As you are working with private/proprietary data, I would suggest the following:

  1. in the code you may see that if you set objective to binary the los default to BCEWithLogitsLoss, i.e. here and here
    • this is a same loss as use used in TabNet model in in the issue you resolved earlier
  2. Try to use import pdb; pdb.set_trace() inside the trainer.fit() to debug what ground truth and predicted values are you sending to loss function, e.g. use pdb.set_trace() here or here
  3. maybe the model has na/infinity/? values on the output, so try to (i)normalize the columns by some Scaler in scikit-learn or just by enabling scaling in Preprocessor, i.e. parameter here; (ii) use different initializer than XavierNormal

Note: Please let me know if any of this helped. It could help other people, including us, if we come across the same issue.

jrzaurin commented 10 months ago

hi @taokz , here is a full functional code using a dataset with ALL continuous cols.
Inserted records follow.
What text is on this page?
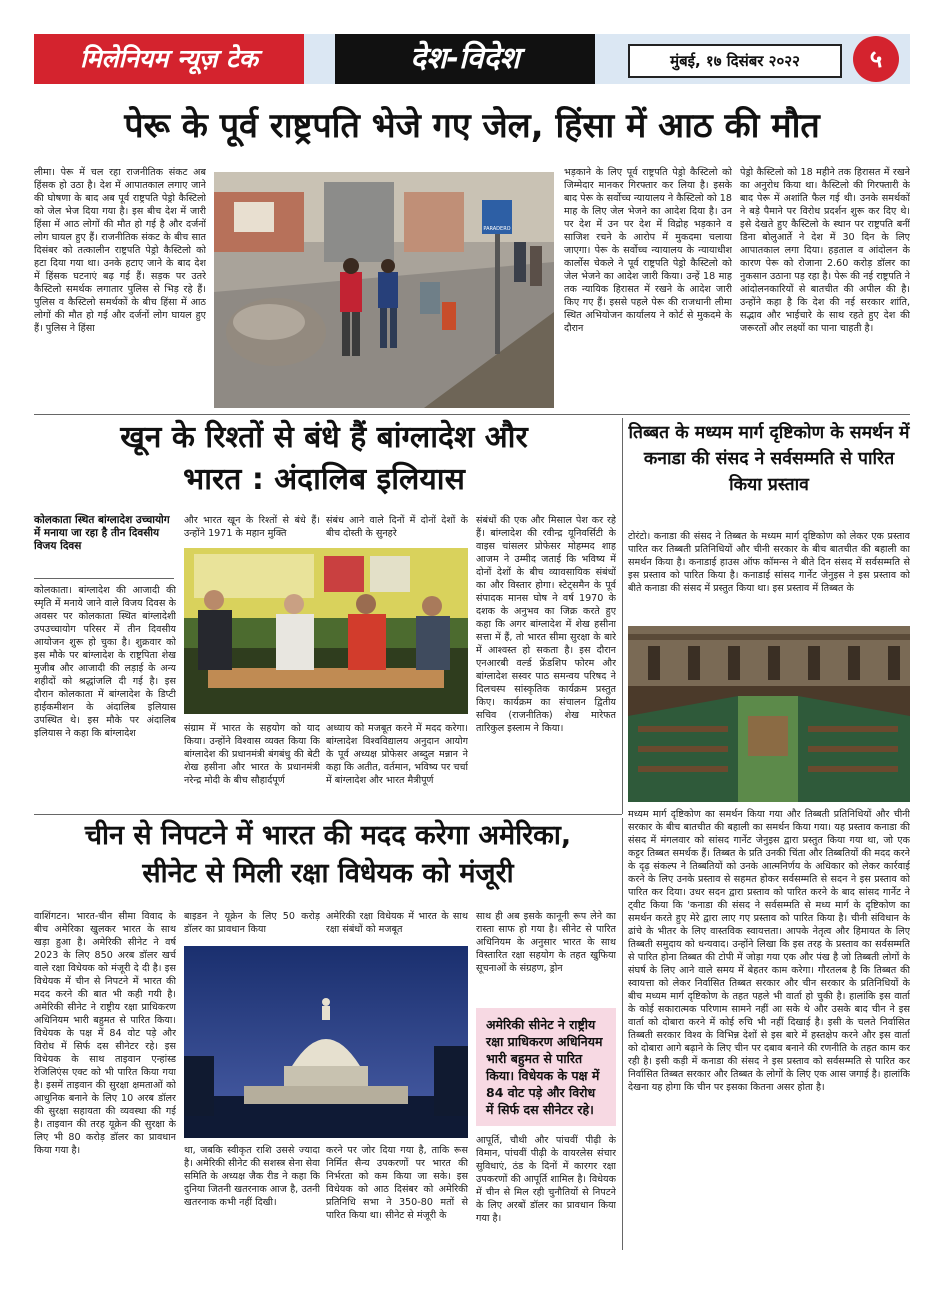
मिलेनियम न्यूज़ टेक	देश-विदेश	मुंबई, १७ दिसंबर २०२२	५
पेरू के पूर्व राष्ट्रपति भेजे गए जेल, हिंसा में आठ की मौत
लीमा। पेरू में चल रहा राजनीतिक संकट अब हिंसक हो उठा है। देश में आपातकाल लगाए जाने की घोषणा के बाद अब पूर्व राष्ट्रपति पेड्रो कैस्टिलो को जेल भेज दिया गया है। इस बीच देश में जारी हिंसा में आठ लोगों की मौत हो गई है और दर्जनों लोग घायल हुए हैं। राजनीतिक संकट के बीच सात दिसंबर को तत्कालीन राष्ट्रपति पेड्रो कैस्टिलो को हटा दिया गया था। उनके हटाए जाने के बाद देश में हिंसक घटनाएं बढ़ गई हैं। सड़क पर उतरे कैस्टिलो समर्थक लगातार पुलिस से भिड़ रहे हैं। पुलिस व कैस्टिलो समर्थकों के बीच हिंसा में आठ लोगों की मौत हो गई और दर्जनों लोग घायल हुए हैं। पुलिस ने हिंसा
PARADERO
भड़काने के लिए पूर्व राष्ट्रपति पेड्रो कैस्टिलो को जिम्मेदार मानकर गिरफ्तार कर लिया है। इसके बाद पेरू के सर्वोच्च न्यायालय ने कैस्टिलो को 18 माह के लिए जेल भेजने का आदेश दिया है। उन पर देश में उन पर देश में विद्रोह भड़काने व साजिश रचने के आरोप में मुकदमा चलाया जाएगा। पेरू के सर्वोच्च न्यायालय के न्यायाधीश कार्लोस चेकले ने पूर्व राष्ट्रपति पेड्रो कैस्टिलो को जेल भेजने का आदेश जारी किया। उन्हें 18 माह तक न्यायिक हिरासत में रखने के आदेश जारी किए गए हैं। इससे पहले पेरू की राजधानी लीमा स्थित अभियोजन कार्यालय ने कोर्ट से मुकदमे के दौरान
पेड्रो कैस्टिलो को 18 महीने तक हिरासत में रखने का अनुरोध किया था। कैस्टिलो की गिरफ्तारी के बाद पेरू में अशांति फैल गई थी। उनके समर्थकों ने बड़े पैमाने पर विरोध प्रदर्शन शुरू कर दिए थे। इसे देखते हुए कैस्टिलो के स्थान पर राष्ट्रपति बनीं डिना बोलुआर्ते ने देश में 30 दिन के लिए आपातकाल लगा दिया। हड़ताल व आंदोलन के कारण पेरू को रोजाना 2.60 करोड़ डॉलर का नुकसान उठाना पड़ रहा है। पेरू की नई राष्ट्रपति ने आंदोलनकारियों से बातचीत की अपील की है। उन्होंने कहा है कि देश की नई सरकार शांति, सद्भाव और भाईचारे के साथ रहते हुए देश की जरूरतों और लक्ष्यों का पाना चाहती है।
खून के रिश्तों से बंधे हैं बांग्लादेश और
भारत : अंदालिब इलियास
कोलकाता स्थित बांग्लादेश उच्चायोग में मनाया जा रहा है तीन दिवसीय विजय दिवस
कोलकाता। बांग्लादेश की आजादी की स्मृति में मनाये जाने वाले विजय दिवस के अवसर पर कोलकाता स्थित बांग्लादेशी उपउच्चायोग परिसर में तीन दिवसीय आयोजन शुरू हो चुका है। शुक्रवार को इस मौके पर बांग्लादेश के राष्ट्रपिता शेख मुजीब और आजादी की लड़ाई के अन्य शहीदों को श्रद्धांजलि दी गई है। इस दौरान कोलकाता में बांग्लादेश के डिप्टी हाईकमीशन के अंदालिब इलियास उपस्थित थे। इस मौके पर अंदालिब इलियास ने कहा कि बांग्लादेश
और भारत खून के रिश्तों से बंधे हैं। उन्होंने 1971 के महान मुक्ति
संबंध आने वाले दिनों में दोनों देशों के बीच दोस्ती के सुनहरे
संग्राम में भारत के सहयोग को याद किया। उन्होंने विश्वास व्यक्त किया कि बांग्लादेश की प्रधानमंत्री बंगबंधु की बेटी शेख हसीना और भारत के प्रधानमंत्री नरेन्द्र मोदी के बीच सौहार्दपूर्ण
अध्याय को मजबूत करने में मदद करेगा। बांग्लादेश विश्वविद्यालय अनुदान आयोग के पूर्व अध्यक्ष प्रोफेसर अब्दुल मन्नान ने कहा कि अतीत, वर्तमान, भविष्य पर चर्चा में बांग्लादेश और भारत मैत्रीपूर्ण
संबंधों की एक और मिसाल पेश कर रहे हैं। बांग्लादेश की रवीन्द्र यूनिवर्सिटी के वाइस चांसलर प्रोफेसर मोहम्मद शाह आजम ने उम्मीद जताई कि भविष्य में दोनों देशों के बीच व्यावसायिक संबंधों का और विस्तार होगा। स्टेट्समैन के पूर्व संपादक मानस घोष ने वर्ष 1970 के दशक के अनुभव का जिक्र करते हुए कहा कि अगर बांग्लादेश में शेख हसीना सत्ता में हैं, तो भारत सीमा सुरक्षा के बारे में आश्वस्त हो सकता है। इस दौरान एनआरबी वर्ल्ड फ्रेंडशिप फोरम और बांग्लादेश सस्वर पाठ समन्वय परिषद ने दिलचस्प सांस्कृतिक कार्यक्रम प्रस्तुत किए। कार्यक्रम का संचालन द्वितीय सचिव (राजनीतिक) शेख मारेफत तारिकुल इस्लाम ने किया।
तिब्बत के मध्यम मार्ग दृष्टिकोण के समर्थन में कनाडा की संसद ने सर्वसम्मति से पारित किया प्रस्ताव
टोरंटो। कनाडा की संसद ने तिब्बत के मध्यम मार्ग दृष्टिकोण को लेकर एक प्रस्ताव पारित कर तिब्बती प्रतिनिधियों और चीनी सरकार के बीच बातचीत की बहाली का समर्थन किया है। कनाडाई हाउस ऑफ कॉमन्स ने बीते दिन संसद में सर्वसम्मति से इस प्रस्ताव को पारित किया है। कनाडाई सांसद गार्नेट जेनुइस ने इस प्रस्ताव को बीते कनाडा की संसद में प्रस्तुत किया था। इस प्रस्ताव में तिब्बत के
मध्यम मार्ग दृष्टिकोण का समर्थन किया गया और तिब्बती प्रतिनिधियों और चीनी सरकार के बीच बातचीत की बहाली का समर्थन किया गया। यह प्रस्ताव कनाडा की संसद में मंगलवार को सांसद गार्नेट जेनुइस द्वारा प्रस्तुत किया गया था, जो एक कट्टर तिब्बत समर्थक हैं। तिब्बत के प्रति उनकी चिंता और तिब्बतियों की मदद करने के दृढ़ संकल्प ने तिब्बतियों को उनके आत्मनिर्णय के अधिकार को लेकर कार्रवाई करने के लिए उनके प्रस्ताव से सहमत होकर सर्वसम्मति से सदन ने इस प्रस्ताव को पारित कर दिया। उधर सदन द्वारा प्रस्ताव को पारित करने के बाद सांसद गार्नेट ने ट्वीट किया कि 'कनाडा की संसद ने सर्वसम्मति से मध्य मार्ग के दृष्टिकोण का समर्थन करते हुए मेरे द्वारा लाए गए प्रस्ताव को पारित किया है। चीनी संविधान के ढांचे के भीतर के लिए वास्तविक स्वायत्तता। आपके नेतृत्व और हिमायत के लिए तिब्बती समुदाय को धन्यवाद। उन्होंने लिखा कि इस तरह के प्रस्ताव का सर्वसम्मति से पारित होना तिब्बत की टोपी में जोड़ा गया एक और पंख है जो तिब्बती लोगों के संघर्ष के लिए आने वाले समय में बेहतर काम करेगा। गौरतलब है कि तिब्बत की स्वायत्ता को लेकर निर्वासित तिब्बत सरकार और चीन सरकार के प्रतिनिधियों के बीच मध्यम मार्ग दृष्टिकोण के तहत पहले भी वार्ता हो चुकी है। हालांकि इस वार्ता के कोई सकारात्मक परिणाम सामने नहीं आ सके थे और उसके बाद चीन ने इस वार्ता को दोबारा करने में कोई रुचि भी नहीं दिखाई है। इसी के चलते निर्वासित तिब्बती सरकार विश्व के विभिन्न देशों से इस बारे में हस्तक्षेप करने और इस वार्ता को दोबारा आगे बढ़ाने के लिए चीन पर दबाव बनाने की रणनीति के तहत काम कर रही है। इसी कड़ी में कनाडा की संसद ने इस प्रस्ताव को सर्वसम्मति से पारित कर निर्वासित तिब्बत सरकार और तिब्बत के लोगों के लिए एक आस जगाई है। हालांकि देखना यह होगा कि चीन पर इसका कितना असर होता है।
चीन से निपटने में भारत की मदद करेगा अमेरिका,
सीनेट से मिली रक्षा विधेयक को मंजूरी
वाशिंगटन। भारत-चीन सीमा विवाद के बीच अमेरिका खुलकर भारत के साथ खड़ा हुआ है। अमेरिकी सीनेट ने वर्ष 2023 के लिए 850 अरब डॉलर खर्च वाले रक्षा विधेयक को मंजूरी दे दी है। इस विधेयक में चीन से निपटने में भारत की मदद करने की बात भी कही गयी है। अमेरिकी सीनेट ने राष्ट्रीय रक्षा प्राधिकरण अधिनियम भारी बहुमत से पारित किया। विधेयक के पक्ष में 84 वोट पड़े और विरोध में सिर्फ दस सीनेटर रहे। इस विधेयक के साथ ताइवान एन्हांस्ड रेजिलिएंस एक्ट को भी पारित किया गया है। इसमें ताइवान की सुरक्षा क्षमताओं को आधुनिक बनाने के लिए 10 अरब डॉलर की सुरक्षा सहायता की व्यवस्था की गई है। ताइवान की तरह यूक्रेन की सुरक्षा के लिए भी 80 करोड़ डॉलर का प्रावधान किया गया है।
बाइडन ने यूक्रेन के लिए 50 करोड़ डॉलर का प्रावधान किया
अमेरिकी रक्षा विधेयक में भारत के साथ रक्षा संबंधों को मजबूत
था, जबकि स्वीकृत राशि उससे ज्यादा है। अमेरिकी सीनेट की सशस्त्र सेना सेवा समिति के अध्यक्ष जैक रीड ने कहा कि दुनिया जितनी खतरनाक आज है, उतनी खतरनाक कभी नहीं दिखी।
करने पर जोर दिया गया है, ताकि रूस निर्मित सैन्य उपकरणों पर भारत की निर्भरता को कम किया जा सके। इस विधेयक को आठ दिसंबर को अमेरिकी प्रतिनिधि सभा ने 350-80 मतों से पारित किया था। सीनेट से मंजूरी के
साथ ही अब इसके कानूनी रूप लेने का रास्ता साफ हो गया है। सीनेट से पारित अधिनियम के अनुसार भारत के साथ विस्तारित रक्षा सहयोग के तहत खुफिया सूचनाओं के संग्रहण, ड्रोन
अमेरिकी सीनेट ने राष्ट्रीय रक्षा प्राधिकरण अधिनियम भारी बहुमत से पारित किया। विधेयक के पक्ष में 84 वोट पड़े और विरोध में सिर्फ दस सीनेटर रहे।
आपूर्ति, चौथी और पांचवीं पीढ़ी के विमान, पांचवीं पीढ़ी के वायरलेस संचार सुविधाएं, ठंड के दिनों में कारगर रक्षा उपकरणों की आपूर्ति शामिल है। विधेयक में चीन से मिल रही चुनौतियों से निपटने के लिए अरबों डॉलर का प्रावधान किया गया है।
Maybe you could use this as a starting point to fix the issue you are experiencing:

import numpy as np

from pytorch_widedeep import Trainer
from pytorch_widedeep.models import TabTransformer, WideDeep
from pytorch_widedeep.datasets import load_california_housing
from pytorch_widedeep.callbacks import (
    EarlyStopping,
    ModelCheckpoint,
)
from pytorch_widedeep.preprocessing import TabPreprocessor

if __name__ == "__main__":

    df = load_california_housing(as_frame=True)
    df["location_x"] = np.cos(df.Latitude) * np.cos(
        df.Longitude
    )
    df["location_y"] = np.cos(df.Longitude) * np.sin(
        df.Longitude
    )
    df.drop(["Latitude", "Longitude"], axis=1, inplace=True)
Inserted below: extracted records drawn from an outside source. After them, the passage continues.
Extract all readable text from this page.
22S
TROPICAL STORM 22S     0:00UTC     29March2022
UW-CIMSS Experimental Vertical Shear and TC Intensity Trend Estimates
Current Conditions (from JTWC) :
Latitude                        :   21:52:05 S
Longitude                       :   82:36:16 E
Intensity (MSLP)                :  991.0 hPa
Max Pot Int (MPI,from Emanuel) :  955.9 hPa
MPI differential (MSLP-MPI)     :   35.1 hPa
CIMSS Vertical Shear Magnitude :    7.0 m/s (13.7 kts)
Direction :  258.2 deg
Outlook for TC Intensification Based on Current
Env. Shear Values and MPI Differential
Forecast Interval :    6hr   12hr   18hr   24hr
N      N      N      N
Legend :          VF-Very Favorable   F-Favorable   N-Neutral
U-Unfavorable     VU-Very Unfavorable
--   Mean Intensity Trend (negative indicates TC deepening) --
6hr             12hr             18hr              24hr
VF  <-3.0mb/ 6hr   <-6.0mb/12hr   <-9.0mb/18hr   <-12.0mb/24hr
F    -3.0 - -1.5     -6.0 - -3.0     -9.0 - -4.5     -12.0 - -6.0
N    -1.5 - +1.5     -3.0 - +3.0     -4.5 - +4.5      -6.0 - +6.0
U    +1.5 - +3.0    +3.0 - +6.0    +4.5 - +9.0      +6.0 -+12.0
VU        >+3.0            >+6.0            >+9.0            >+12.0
    target_col = "MedHouseVal"
    target = df[target_col].values
    continuous_cols = [c for c in df.columns if c != target_col]
    tab_preprocessor = TabPreprocessor(
        continuous_cols=continuous_cols,
        cols_to_scale=continuous_cols,
        for_transformer=True,
    )
    X_tab = tab_preprocessor.fit_transform(df)

    tab_transformer = TabTransformer(
        column_idx=tab_preprocessor.column_idx,
        continuous_cols=continuous_cols,
        embed_continuous=True,
        input_dim=8,
        n_blocks=1,
        n_heads=2,
    )
    model = WideDeep(deeptabular=tab_transformer)

    callbacks = [
        EarlyStopping(patience=2),
        ModelCheckpoint(filepath="model_weights/wd_out"),
    ]
    trainer = Trainer(
        model,
        objective="regression",
        callbacks=callbacks,
    )
    trainer.fit(
        X_tab=X_tab,
        target=target,
        n_epochs=10,
        batch_size=128,
        val_split=0.2,
    )
taokz commented 10 months ago

@5uperpalo @jrzaurin Thank you for your detailed guidance! I am recently focusing on the other project, so I did not response in time. I appreciate your time and efforts!